Cruise writes:
> Players do not know what will be fun.
> People naturally prefer easy and shallow over complex and rewarding.
> Unfortunately, things are worth what you pay for them, and so the
> easier something is to get, the less satisfying it will be.
> This is a problem for anyone trying to produce a "popular" game, and
> hence we see the trend towards the grind and vending machine NPCs as the
> predominant gameplay element.
A problem here is that game designers seem to think that complex and
rewarding game systems are those that involve the player with the game. The
complex and rewarding game systems that work best are those that involve the
player with other players. People are automatically important to us.
I used to be all about the game itself, thinking that if the content of the
game was sufficiently sophisticated that players would enjoy it all the more
for the lookitthat moments. The current discussion of sophisticated NPCs
that know how to hand out quests and such is an example of that.
The players in the first two standard deviations of the bell curve are
pretty ambivalent about the quests and NPCs. They're playing an MMO so that
in some way, shape or form they will be doing things in relation to other
players. Some want that to be a very direct relationship (grouping), some
want a very indirect one (best gear). But that relationship, not the one
they might have with the NPCs, is the focus of their gaming experience.
So if you're going to have quests and NPCs, do it all such that it gets
players interacting in all the myriad ways that they can. Eliminate grinds
not by presenting players with different interactions with your NPCs, but by
ensuring that players are experiencing varied interactions with each other.
Get THEM interacting, not your NPCs.
> I too would love a deeper, more engaging world, but I fear such a thing
> will always be doomed to obscurity, simply because most people would
> not be willing to put in the extra effort required to access the content.
Right.

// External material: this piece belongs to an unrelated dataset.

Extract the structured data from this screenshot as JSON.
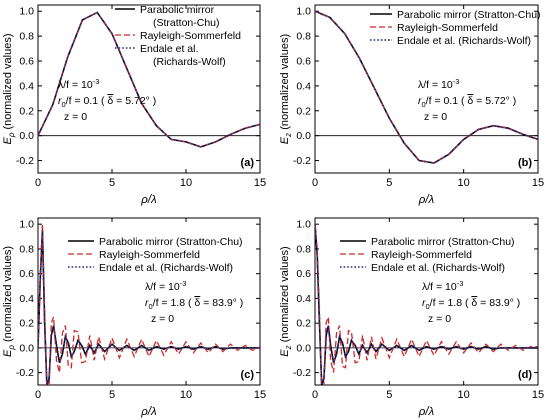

Because the purpose of these games is to provide a break from putting
extra effort into things. The only people who will put extra effort into
your game are the ones who have a definite surplus of effort. That may be
due to a driven life, or simply a lack of opportunity elsewhere to expend
themselves productively.
Players are shallow because even the ones that are truly deep will spend
their deep time elsewhere. How many deep people will focus their energies
on playing a game? We don't really. We spend them designing the things.